Trump briefly discussed the pandemic in his nearly 30-minute speech, thanking the members of the military for their service.

“I want to take this opportunity to thank all members of America’s armed forces in every branch, active duty, National Guard and reserve who stepped forward to help battle the invisible enemy, the new virus that came to our shores from a distant land called China,” he said, adding, “We will vanquish the virus.”

Prior to the ceremony, over 2,000 people signed an online petition in an attempt to halt Trump's appearance on campus. "We don't need an entire class of junior officer incapacitated and rendered unfit for duty. We need them ready to serve; not in ICUs. Please sign the petition and tell them NOT to endanger the health and lives of our US military for a useless photo op," the petition's description reads.
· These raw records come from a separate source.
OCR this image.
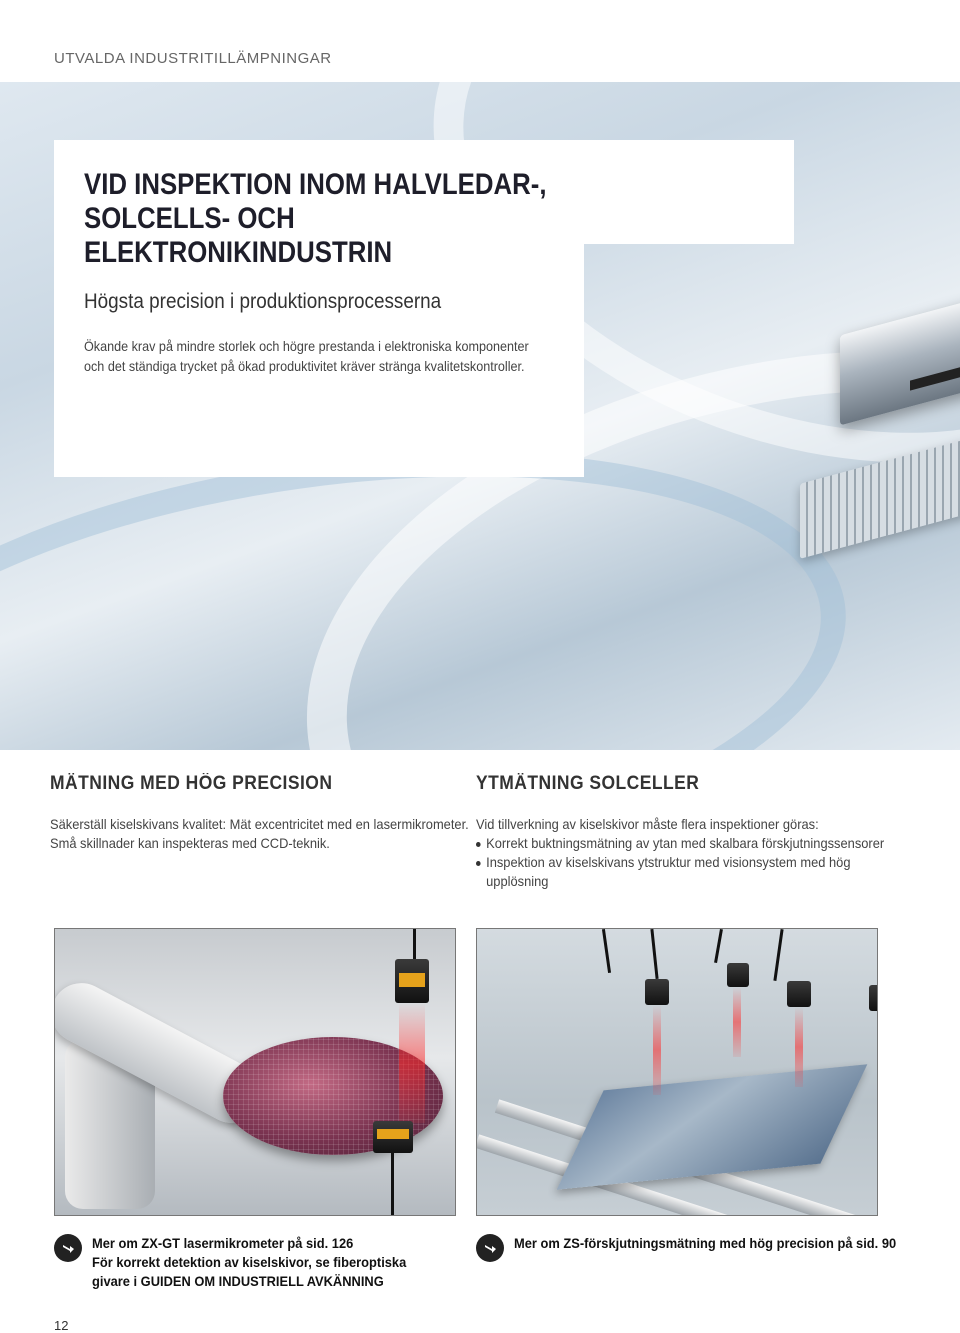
UTVALDA INDUSTRITILLÄMPNINGAR
VID INSPEKTION INOM HALVLEDAR-, SOLCELLS- OCH
ELEKTRONIKINDUSTRIN
Högsta precision i produktionsprocesserna
Ökande krav på mindre storlek och högre prestanda i elektroniska komponenter
och det ständiga trycket på ökad produktivitet kräver stränga kvalitetskontroller.
MÄTNING MED HÖG PRECISION
Säkerställ kiselskivans kvalitet: Mät excentricitet med en lasermikrometer.
Små skillnader kan inspekteras med CCD-teknik.
YTMÄTNING SOLCELLER
Vid tillverkning av kiselskivor måste flera inspektioner göras:
Korrekt buktningsmätning av ytan med skalbara förskjutningssensorer
Inspektion av kiselskivans ytstruktur med visionsystem med hög
upplösning
Mer om ZX-GT lasermikrometer på sid. 126
För korrekt detektion av kiselskivor, se fiberoptiska
givare i GUIDEN OM INDUSTRIELL AVKÄNNING
Mer om ZS-förskjutningsmätning med hög precision på sid. 90
12
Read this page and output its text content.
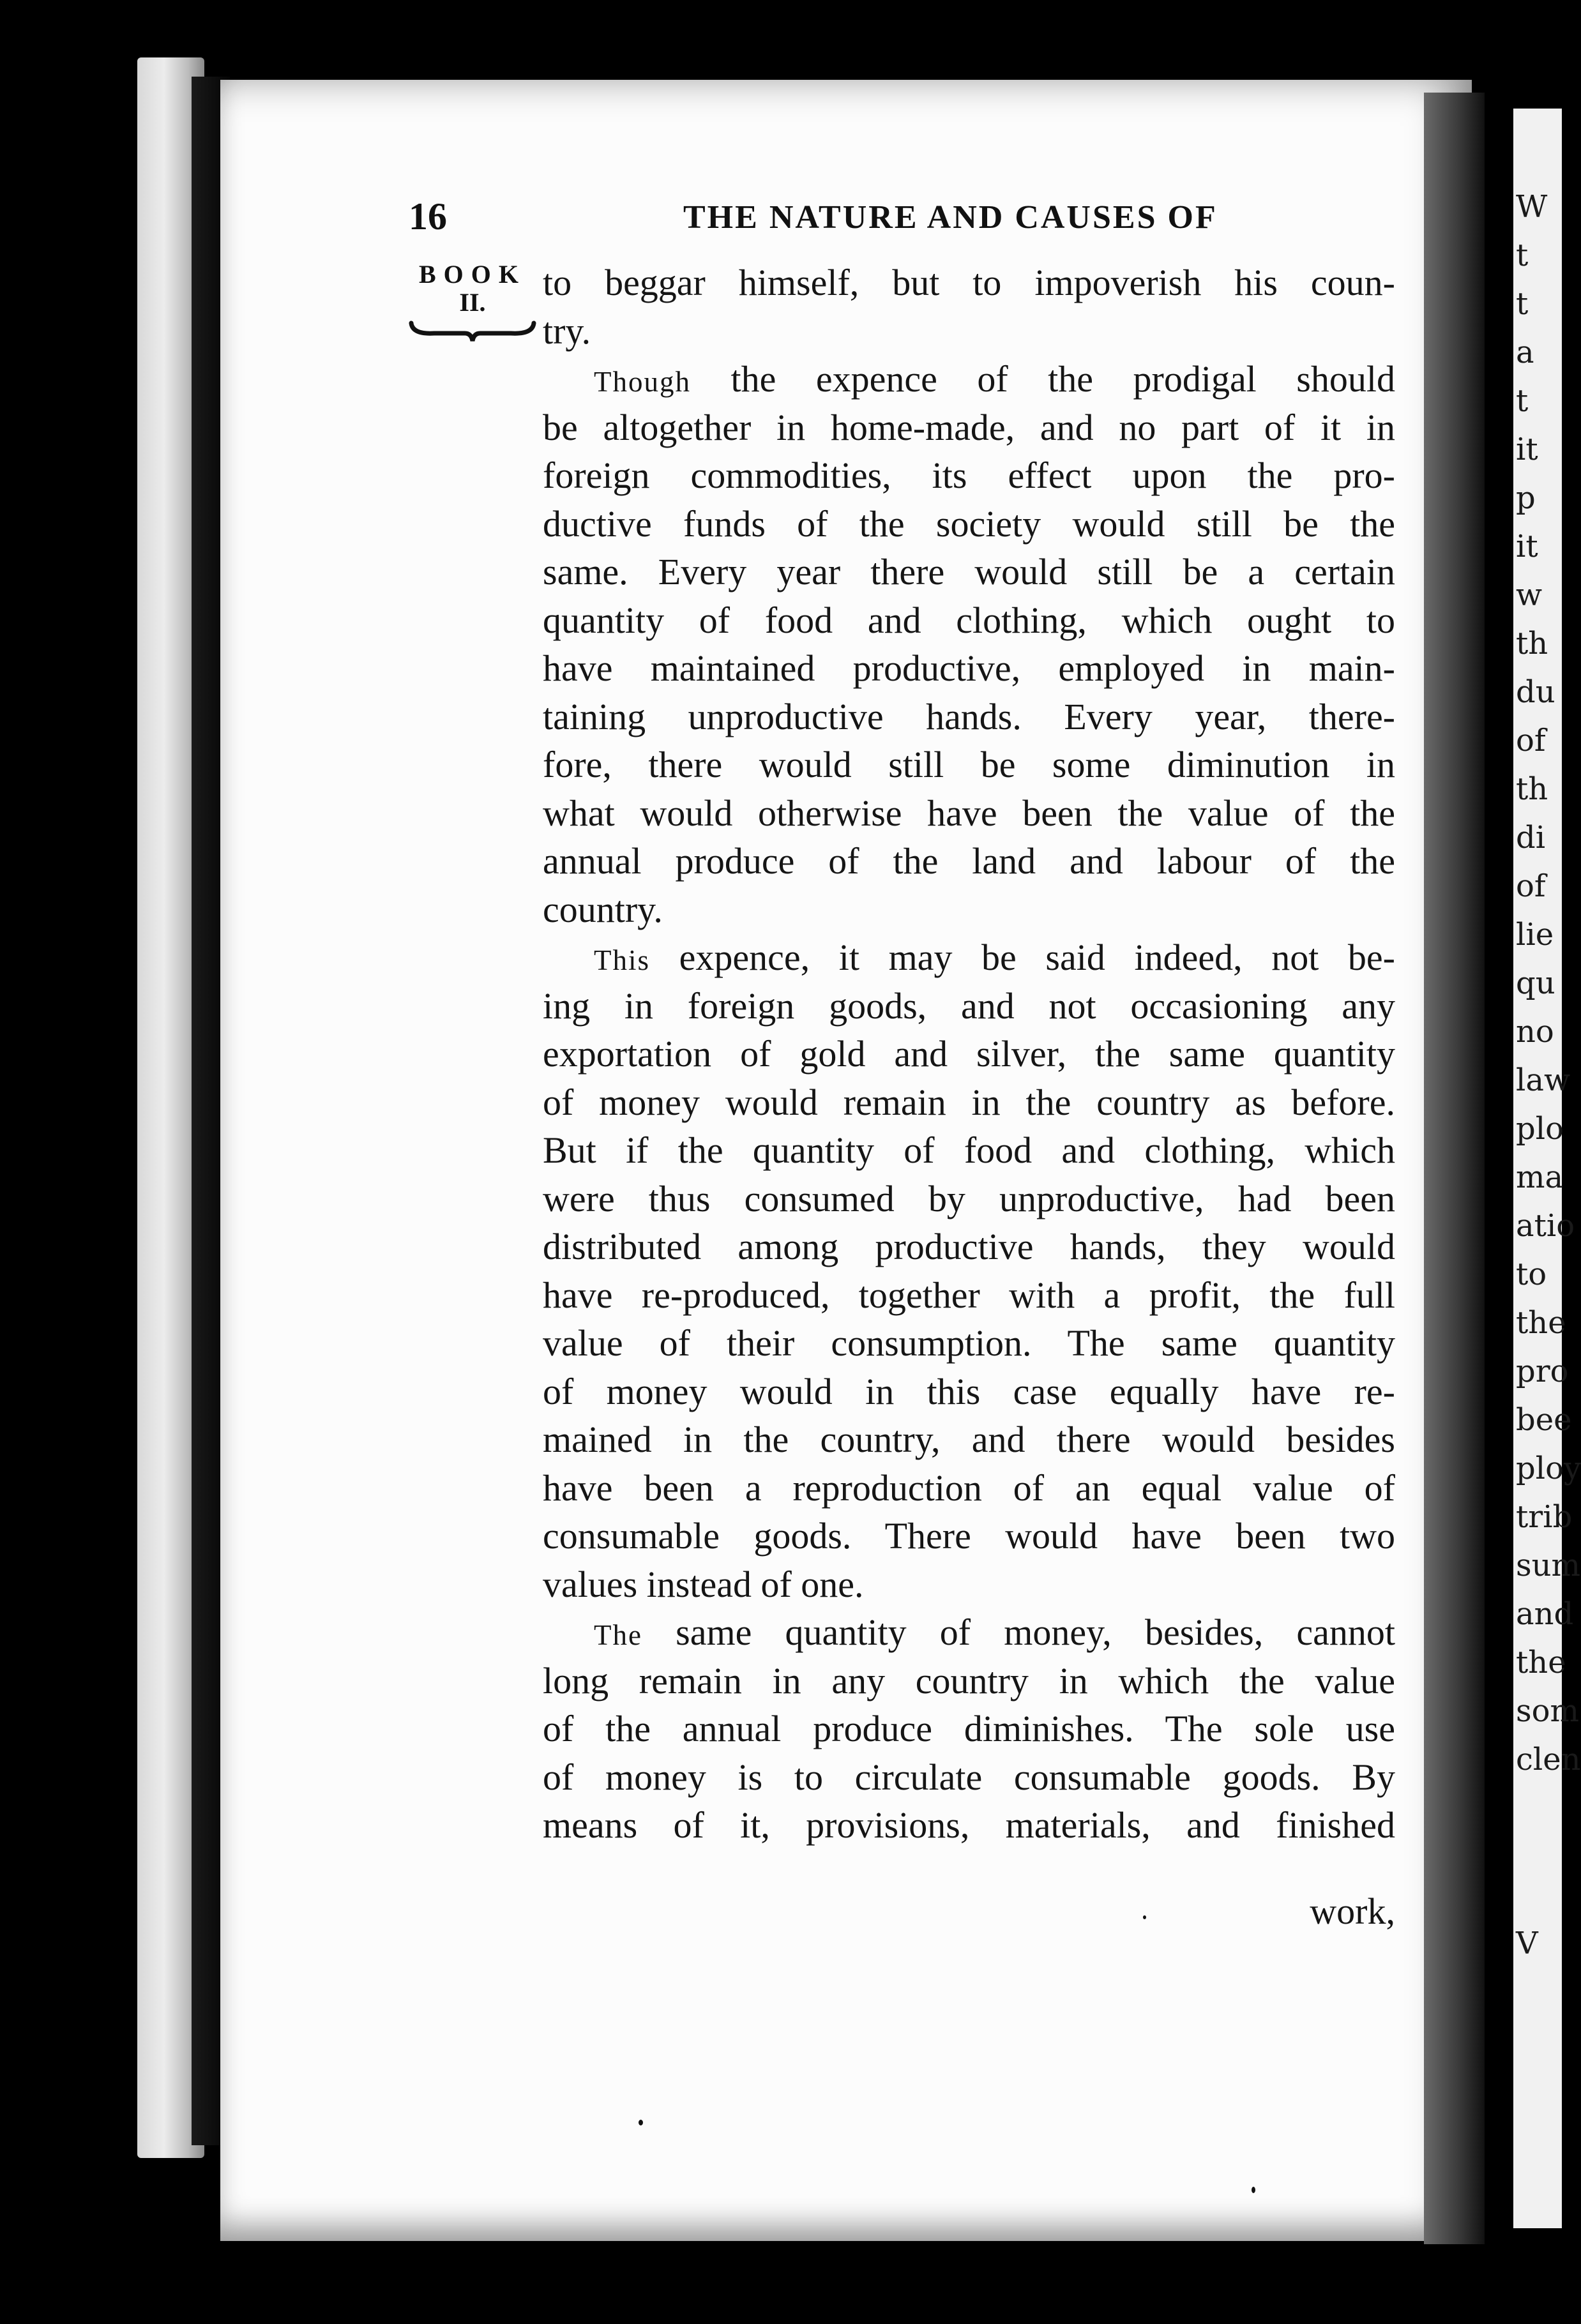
W
t
t
a
t
it
p
it
w
th
du
of
th
di
of
lie
qu
no
law
plo
ma
atio
to
the
pro
bee
ploy
trib
sum
and
the
som
clen
V
16	THE NATURE AND CAUSES OF
BOOK
II.	to beggar himself, but to impoverish his coun-
try.
Though the expence of the prodigal should
be altogether in home-made, and no part of it in
foreign commodities, its effect upon the pro-
ductive funds of the society would still be the
same. Every year there would still be a certain
quantity of food and clothing, which ought to
have maintained productive, employed in main-
taining unproductive hands. Every year, there-
fore, there would still be some diminution in
what would otherwise have been the value of the
annual produce of the land and labour of the
country.
This expence, it may be said indeed, not be-
ing in foreign goods, and not occasioning any
exportation of gold and silver, the same quantity
of money would remain in the country as before.
But if the quantity of food and clothing, which
were thus consumed by unproductive, had been
distributed among productive hands, they would
have re-produced, together with a profit, the full
value of their consumption. The same quantity
of money would in this case equally have re-
mained in the country, and there would besides
have been a reproduction of an equal value of
consumable goods. There would have been two
values instead of one.
The same quantity of money, besides, cannot
long remain in any country in which the value
of the annual produce diminishes. The sole use
of money is to circulate consumable goods. By
means of it, provisions, materials, and finished
work,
Trump’s speech to the graduating cadets comes after he threatened to use American troops on U.S. soil in response to the Black Lives Matter protests stemming from George Floyd’s murder. Twenty-three states called in the Guard to help quell the protests, CNN reported.

Though the president did not explicitly reference the current protests, he alluded to “turbulent” times and thanked the National Guard for “ensuring peace, safety and the constitutional rule of law on our streets.”

"What has made America unique is the durability of its institutions against the passions and prejudices of the moment," he said. "When times are turbulent, when the road is rough, what matters most is that which is permanent, timeless, enduring and eternal."

During Trump's commencement ceremony, protestors sailed along the nearby Hudson River in kayaks and sailboats as well as outside the venue.